Tuber sprouting and the biosynthesis of glycoalkaloid in potatoes, two traits that significantly impact potato breeding and are important for the industry, can be controlled by tools provided by the functional analyses of the CYP72 family [40]. The cuticle of anther and the pollen exine are protective envelopes of the male gametophyte and the pollen grain. The fatty acid hydroxylase CYP703 is essential for male fertility in rice because the CYP703A3-2 mutant shows that pollen exine is defective and that the anthers exhibit a reduced level of cutin monomers and wax components [41]. Cucumber and melon contain cucurbitacins, highly oxygenated triterpenoids responsible for the bitter taste [47]. Cucurbitacins derive from the tetracyclic triterpenoid cucurbitadienol that is further oxidized to cucurbitacin at different positions by CYP81 and CYP87 [42,43,48] and CYP72 and CYP71 [22,44]. In Olea europaea, CYP72 catalyzes the oxidative C–C bond cleavage in the biosynthesis of secoxy-iridoids, a series of phenolic compounds that are essential for the flavor and quality of olive oil [45]. CYP716 is involved in the biosynthesis of the triterpenic acids present in apple fruit [46], and CYP97 is involved in the biosynthetic pathway of lutein in Sorghum [32].
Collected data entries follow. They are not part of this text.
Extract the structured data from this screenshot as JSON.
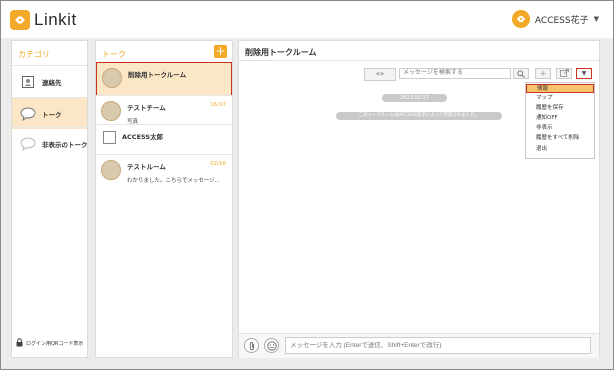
{
  "app": {
    "brand": "Linkit"
  },
  "user": {
    "name": "ACCESS花子"
  },
  "categories": {
    "title": "カテゴリ",
    "items": [
      {
        "label": "連絡先"
      },
      {
        "label": "トーク"
      },
      {
        "label": "非表示のトーク"
      }
    ],
    "qr_login": "ログイン用QRコード表示"
  },
  "talks": {
    "title": "トーク",
    "add_label": "+",
    "items": [
      {
        "name": "削除用トークルーム",
        "sub": "",
        "time": ""
      },
      {
        "name": "テストチーム",
        "sub": "写真",
        "time": "16:07"
      },
      {
        "name": "ACCESS太郎",
        "sub": "",
        "time": ""
      },
      {
        "name": "テストルーム",
        "sub": "わかりました。こちらでメッセージ...",
        "time": "02/16"
      }
    ]
  },
  "chat": {
    "title": "削除用トークルーム",
    "search_placeholder": "メッセージを検索する",
    "date": "2023.02.17",
    "system_message": "このトークルームはACCESS花子によって作成されました。",
    "input_placeholder": "メッセージを入力 (Enterで送信、Shift+Enterで改行)",
    "nav_arrows": "◀ ▶",
    "add_label": "+"
  },
  "menu": {
    "items": [
      "情報",
      "マップ",
      "履歴を保存",
      "通知OFF",
      "非表示",
      "履歴をすべて削除",
      "退出"
    ],
    "selected_index": 0
  },
  "colors": {
    "accent": "#f1a927",
    "highlight": "#fbe7c6",
    "selection_outline": "#c8321e"
  }
}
4. Cytochrome P450 Enzyme in Plant–Microorganism Interaction

The main focus of this review is an overview of the role of the cytochrome P450 enzyme in plants, including crop plants, focusing on their involvement in the interaction between plants and (micro)organisms (Figure 4). In this context, biotic stresses were considered as a consequence of the plant interaction with the organism, causing the stress (e.g., pathogens). CYPs contribute to the synthesis of terpenoids, phytoalexins, alkaloids, and cyanogenic glucosides, which play important roles in the response of plant to biotic stresses.

4.1. CYPs in Plant–Bacteria Interaction

In Coptis japonica, the biosynthesis of berberine, an antimicrobial benzylisoquinoline, is mediated by the methylenedioxy bridge-forming enzyme CYP719 [49]. In potatoes, the antimicrobial compound oxylipin is synthetized by the pathogen-inducible divinyl ether synthase CYP74 [50]. When the bacterial pathogen Pseudomonas syringae infects A. thaliana, it causes a hypersensitive response that induces the expression of the CYP76C2 gene [51,52]. CYP76C2 gene expression is associated with leaf senescence, the aging of cell cultures, and wounding [51,53]. The pepCYP gene product plays a role in the defense mechanism when the pathogenic fungus Colletotrichum gloeosporioides invades and colonizes the fruits of pepper [54]. CYP89 is another cytochrome P450 in pepper that plays a pivotal role in plant defense response against pathogen infections [55]. Isoflavonoids are phenylpropanoid metabolites that act as antimicrobial compounds [56] that are present in legumes [57]. CYP81 and CYP93 are involved in isoflavonoid biosynthesis in Medicago truncatula [58], Glycyrrhiza echinata [59], and Cicer arietnum [60]. In response to bacterial and fungal pathogen attack, many plants rapidly induce the biosynthesis of phytoalexins, which are low molecular weight antimicrobial compounds showing great structural diversity. CYP71 and CYP79 are responsible for the biosynthesis of the phytalexin camalexin in A. thaliana [13].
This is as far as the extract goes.